Sunday, July 30, 2006

ODOR is a four letter word!

Recently, Environmental News Network ran a story titled, Northeast Missouri Becomes Latest Battleground over Hog Farms. The article quotes Mr. Dick Lawler, as saying that he won't surrender Mark Twain Lake, a recreation and drinking water resource for 21 comunities in northeast Missouri, to a hog farm proposed nearby. He is leading the fight to stop what he calls a "declared war on our lake" by corporate interests. He fears contamination, odor and loss of the community's quality of life.

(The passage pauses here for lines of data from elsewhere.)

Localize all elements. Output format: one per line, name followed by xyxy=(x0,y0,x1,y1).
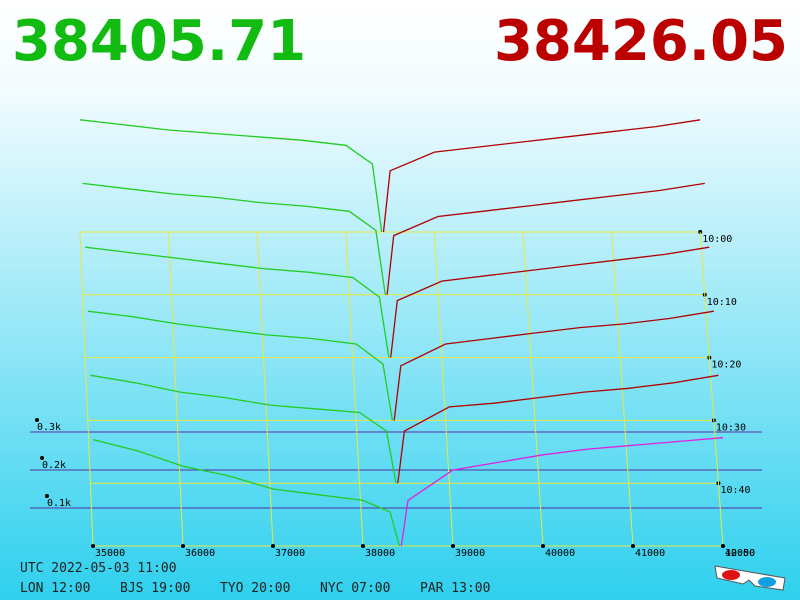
price-grid-line xyxy=(168,231,184,547)
price-tick xyxy=(91,544,95,548)
price-grid-line xyxy=(522,231,544,547)
time-tick-label: 10:40 xyxy=(720,485,750,496)
bid-depth-line xyxy=(85,246,390,358)
price-tick-label: 39000 xyxy=(455,548,485,559)
volume-tick xyxy=(40,456,44,460)
volume-tick xyxy=(45,494,49,498)
ask-price: 38426.05 xyxy=(494,9,788,74)
price-grid-line xyxy=(699,231,724,547)
price-grid-line xyxy=(79,231,94,547)
utc-time: UTC 2022-05-03 11:00 xyxy=(20,561,177,576)
ask-depth-line xyxy=(397,374,719,484)
zones: LON 12:00 BJS 19:00 TYO 20:00 NYC 07:00 PAR … xyxy=(20,581,490,596)
bid-depth-line xyxy=(92,438,401,547)
ask-depth-line xyxy=(400,437,724,547)
time-tick-label: 10:50 xyxy=(725,548,755,559)
price-tick xyxy=(541,544,545,548)
volume-tick-label: 0.3k xyxy=(37,422,61,433)
price-tick xyxy=(631,544,635,548)
price-grid-line xyxy=(345,231,364,547)
price-tick xyxy=(271,544,275,548)
price-tick-label: 36000 xyxy=(185,548,215,559)
bid-depth-line xyxy=(82,182,386,295)
price-grid-line xyxy=(256,231,274,547)
zone-time: BJS 19:00 xyxy=(120,581,190,596)
time-tick-label: 10:00 xyxy=(702,234,732,245)
ask-depth-line xyxy=(393,310,715,421)
time-tick-label: 10:30 xyxy=(716,422,746,433)
volume-tick-label: 0.1k xyxy=(47,498,71,509)
price-tick xyxy=(451,544,455,548)
price-tick xyxy=(361,544,365,548)
volume-tick-label: 0.2k xyxy=(42,460,66,471)
volume-tick xyxy=(35,418,39,422)
price-grid-line xyxy=(433,231,454,547)
time-tick-label: 10:10 xyxy=(707,297,737,308)
ask-depth-line xyxy=(382,119,701,233)
price-tick-label: 35000 xyxy=(95,548,125,559)
bid-depth-line xyxy=(87,310,394,421)
price-tick xyxy=(721,544,725,548)
bid-price: 38405.71 xyxy=(12,9,306,74)
price-tick-label: 38000 xyxy=(365,548,395,559)
price-tick-label: 37000 xyxy=(275,548,305,559)
ask-depth-line xyxy=(386,182,705,295)
ask-depth-line xyxy=(390,246,710,358)
price-tick-label: 42000 xyxy=(725,548,755,559)
price-tick xyxy=(181,544,185,548)
zone-time: NYC 07:00 xyxy=(320,581,390,596)
bid-depth-line xyxy=(90,374,397,484)
bid-depth-line xyxy=(79,119,383,233)
zone-time: TYO 20:00 xyxy=(220,581,290,596)
time-tick-label: 10:20 xyxy=(711,360,741,371)
zone-time: PAR 13:00 xyxy=(420,581,490,596)
price-tick-label: 40000 xyxy=(545,548,575,559)
glasses-icon xyxy=(714,565,786,591)
zone-time: LON 12:00 xyxy=(20,581,90,596)
price-tick-label: 41000 xyxy=(635,548,665,559)
plot: 0.1k 0.2k 0.3k 10:00 10:10 10:20 10:30 10:40 10:… xyxy=(30,119,762,559)
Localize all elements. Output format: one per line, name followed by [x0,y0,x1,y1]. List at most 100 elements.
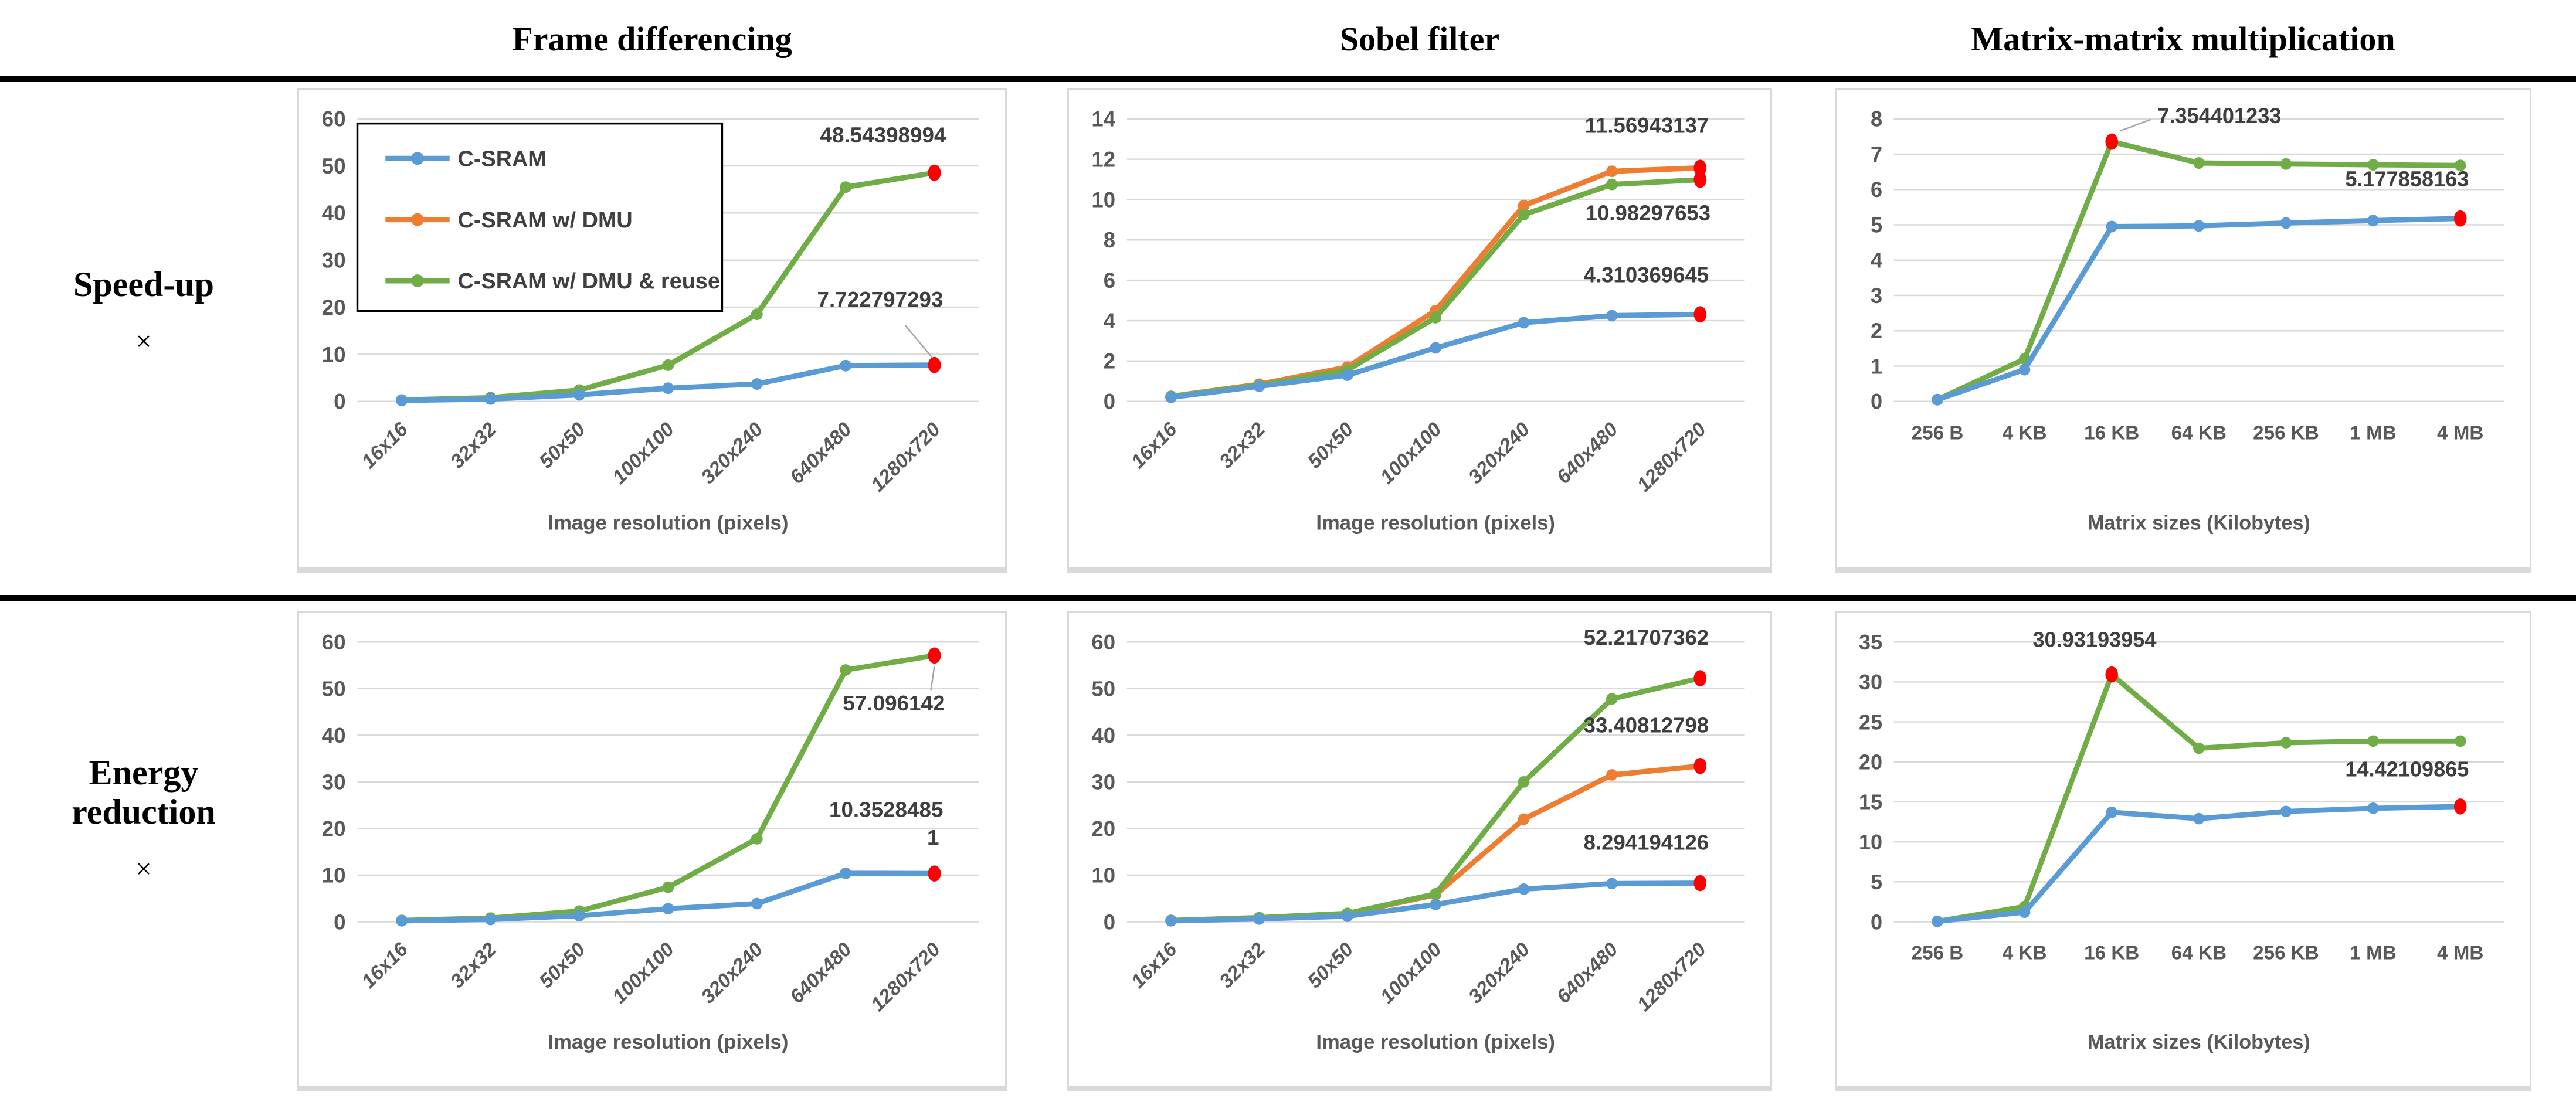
data-point-c-sram [2018,906,2031,918]
data-point-c-sram [2193,812,2205,825]
y-tick-label: 0 [334,390,345,414]
y-tick-label: 4 [1871,248,1883,272]
x-tick-label: 320x240 [1464,938,1534,1008]
y-tick-label: 30 [322,770,346,794]
x-tick-label: 16 KB [2084,422,2139,444]
x-tick-label: 4 MB [2437,422,2483,444]
data-point-c-sram [1165,391,1177,403]
x-tick-label: 320x240 [697,418,767,488]
data-point-c-sram [1341,369,1353,381]
label-leader-line [904,325,934,359]
data-point-c-sram-w-dmu-reuse [751,308,763,321]
data-point-c-sram [2280,217,2292,229]
red-end-marker [1693,757,1707,774]
data-point-c-sram-w-dmu-reuse [1518,209,1530,221]
data-label: 7.722797293 [817,287,943,311]
data-point-c-sram [1932,915,1943,927]
data-point-c-sram [2367,215,2379,227]
x-axis-title: Image resolution (pixels) [1316,1031,1555,1053]
multiplication-sign: × [135,853,152,885]
row-label-text: reduction [72,793,216,832]
column-header-sobel-filter: Sobel filter [1339,19,1500,58]
y-tick-label: 10 [322,342,346,366]
data-label: 30.93193954 [2032,627,2156,651]
y-tick-label: 10 [1859,830,1882,854]
data-point-c-sram [662,903,674,915]
data-point-c-sram-w-dmu-reuse [840,181,852,193]
data-point-c-sram [1253,380,1265,392]
x-tick-label: 50x50 [1304,938,1358,992]
data-point-c-sram [2106,220,2118,233]
x-tick-label: 32x32 [446,938,501,992]
label-leader-line [2119,118,2151,132]
x-tick-label: 50x50 [535,938,590,992]
legend-label: C-SRAM [458,147,547,172]
y-tick-label: 15 [1859,790,1882,814]
data-point-c-sram [396,395,408,407]
data-point-c-sram [1165,915,1177,927]
data-point-c-sram-w-dmu-reuse [2280,158,2292,170]
legend-marker-dot-c-sram-w-dmu-reuse [411,274,424,287]
y-tick-label: 12 [1091,147,1115,171]
x-tick-label: 4 MB [2437,942,2483,964]
data-point-c-sram-w-dmu-reuse [2193,742,2205,754]
data-point-c-sram-w-dmu-reuse [2454,159,2466,172]
x-tick-label: 16x16 [1127,419,1181,473]
red-end-marker [1693,875,1707,892]
data-label: 5.177858163 [2345,167,2469,191]
y-tick-label: 50 [322,677,346,701]
data-point-c-sram-w-dmu-reuse [1606,693,1618,705]
red-end-marker [928,647,941,664]
x-axis-title: Matrix sizes (Kilobytes) [2088,512,2310,534]
chart-energy-reduction-frame-differencing: 0 10 20 30 40 50 60 16x16 32x32 50x50 100x100 320x2… [297,611,1007,1091]
data-point-c-sram [2018,363,2031,376]
data-point-c-sram [2367,802,2379,814]
data-point-c-sram-w-dmu-reuse [1606,178,1618,191]
x-tick-label: 100x100 [608,418,678,488]
data-point-c-sram [751,378,763,390]
header-divider-line [0,76,2576,82]
x-tick-label: 1280x720 [867,938,945,1015]
data-point-c-sram [1606,310,1618,322]
red-end-marker [928,164,941,181]
chart-canvas: 0 10 20 30 40 50 60 16x16 32x32 50x50 100x100 320x2… [322,630,979,1053]
y-tick-label: 20 [322,295,346,319]
row-label-energy-reduction: Energy reduction × [6,753,281,885]
x-axis-title: Image resolution (pixels) [548,511,788,534]
data-label: 48.54398994 [820,123,946,147]
x-tick-label: 32x32 [1216,938,1270,992]
data-label: 1 [927,825,939,849]
x-tick-label: 64 KB [2171,942,2227,964]
y-tick-label: 6 [1104,268,1115,293]
y-tick-label: 5 [1871,213,1882,237]
data-point-c-sram [840,867,852,879]
chart-speed-up-frame-differencing: 0 10 20 30 40 50 60 16x16 32x32 50x50 100x100 320x2… [297,88,1007,573]
y-tick-label: 20 [322,817,346,841]
data-label: 14.42109865 [2345,757,2469,781]
y-tick-label: 25 [1859,710,1882,734]
red-end-marker [1693,159,1707,176]
data-point-c-sram [1430,342,1442,354]
data-point-c-sram-w-dmu-reuse [2454,735,2466,747]
y-tick-label: 40 [322,723,346,747]
data-point-c-sram [1341,910,1353,922]
data-point-c-sram-w-dmu-reuse [662,881,674,893]
data-point-c-sram [1518,317,1530,329]
x-axis-title: Image resolution (pixels) [548,1031,788,1053]
data-label: 33.40812798 [1584,713,1709,737]
y-tick-label: 14 [1091,107,1115,131]
chart-canvas: 0 5 10 15 20 25 30 35 256 B 4 KB 16 KB 64 KB 256 KB 1… [1859,627,2504,1053]
red-end-marker [928,865,941,882]
data-label: 57.096142 [843,691,945,715]
x-tick-label: 16 KB [2084,942,2139,964]
x-tick-label: 16x16 [357,418,412,472]
x-tick-label: 16x16 [1127,938,1182,992]
x-tick-label: 4 KB [2003,942,2047,964]
y-tick-label: 0 [1104,390,1115,414]
chart-canvas: 0 10 20 30 40 50 60 16x16 32x32 50x50 100x100 320x2… [1091,625,1745,1053]
y-tick-label: 3 [1871,284,1882,308]
data-point-c-sram-w-dmu-reuse [2367,159,2379,171]
data-point-c-sram-w-dmu [1518,813,1530,825]
y-tick-label: 5 [1871,870,1882,894]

Northeast Missouri is one of the nation's latest flashpoints over corporate hog farms as agribusiness giants aggressively market opportunities to farmers looking to hold on. Cargill says that it wants to sign up 30 farmers a year in northern Missouri, western Illinois and southern Iowa to raise company-owned hogs closer to Cargill processing plants in Ottumwa, Iowa and Beardstown, IL. Each slaughters 18,000 hogs a day.

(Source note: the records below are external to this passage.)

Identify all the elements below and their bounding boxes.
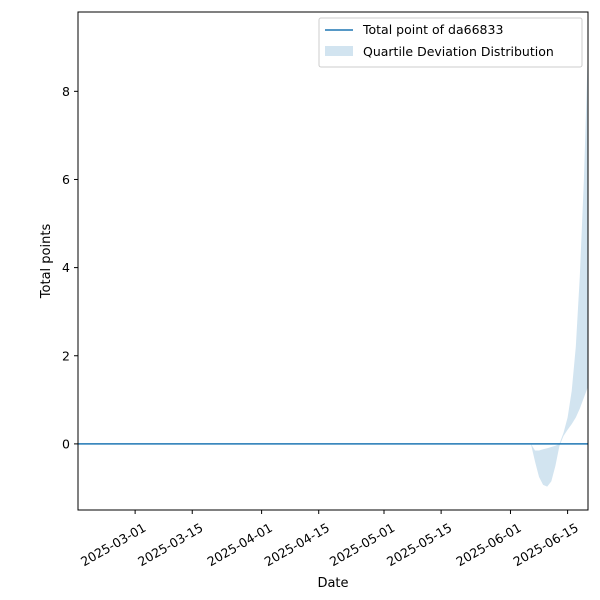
y-tick-label: 0 [62,436,70,451]
legend-band-swatch [325,46,353,56]
y-axis-label: Total points [39,224,54,300]
x-axis-label: Date [317,576,348,591]
legend-label-band: Quartile Deviation Distribution [363,44,554,59]
x-axis-ticks: 2025-03-012025-03-152025-04-012025-04-15… [78,510,581,569]
y-tick-label: 2 [62,348,70,363]
y-tick-label: 4 [62,260,70,275]
x-tick-label: 2025-03-15 [135,520,205,569]
x-tick-label: 2025-06-15 [510,520,580,569]
plot-frame [77,11,589,511]
legend: Total point of da66833 Quartile Deviatio… [318,17,583,68]
y-tick-label: 6 [62,172,70,187]
y-axis-ticks: 0 2 4 6 8 [62,84,78,451]
y-tick-label: 8 [62,84,70,99]
legend-label-line: Total point of da66833 [362,22,503,37]
band-layer [530,47,588,487]
legend-box [318,17,583,68]
x-tick-label: 2025-04-15 [262,520,332,569]
quartile-band [530,47,588,487]
x-tick-label: 2025-05-15 [384,520,454,569]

What Cargill hadn't counted on in its business plan was the resistance from northern Missouri. More than a dozen Missouri Counties have passed, and others are considering, health ordinances that control for odor and particulates, and require bonds, fees and annual inspections. The article quotes Cargill spokesman, Mark Klein, "We've not seen anything like what we've seen here, this domino effect of counties establishing de facto moratoriums." Marlin McCormick, who runs a grain elevator in Monroe City said that "Odor is a four letter word in this part of the county..." In Marion County, plans for a 7,490 hog farm collapsed under pressure of opposition from the Village of Emerson (population 60), when the producer withdrew his permit application.

Wednesday, July 19, 2006

Another Landfill, Barton Co., MO

If it looks like a skunk, if it smells like a skunk, if it behaves like a skunk, it is probably a skunk. When a group of investors, calls themselves Environmental Recovery Group, LLC of Liberal, MO (ERG), the name conjures up a group of conscientious environmentalist. Guess again. The group has filed an application to build a 36.8 acre landfill on a 193 acre site, 1.5 miles northwest of Mindenmines, MO.and 1 mile north of US Highway 160, adjacent to the Missouri-Kansas state line in Barton Co., MO. They want to fill up an old strip pit with sanitary landfill. The Joplin Globe, Monday, July 17, 2006 reported on the application.The article quotes Dennis Wilson as a spokesman for the group. He is also a longtime member of the Barton County Commission.

The Missouri Department of Natural Resources (MDNR) Status of Solid Waste Permit Applications indicates ERG Mindenmines Pre - Public Participiation. Will likely hold hearing on draft permit. Follow-up to pre-application meeting held 09/28/05. Application anticipated in 2005. The MDNR site hasn't been updated since November 21, 2005. The application proposes disposing of 1,000 tons of waste in the landfill per day, and estimates an opeating life of 8.5 years.

Wednesday, July 05, 2006

Water pollution + Odor = Doing Business in Missouri

May Belle Osborne of Neosho, MO. shared her perspecive of the Missouri Department of Natural Resources (MDNR) in a recent Letter to the Editor, The Joplin Independent. The title says it all!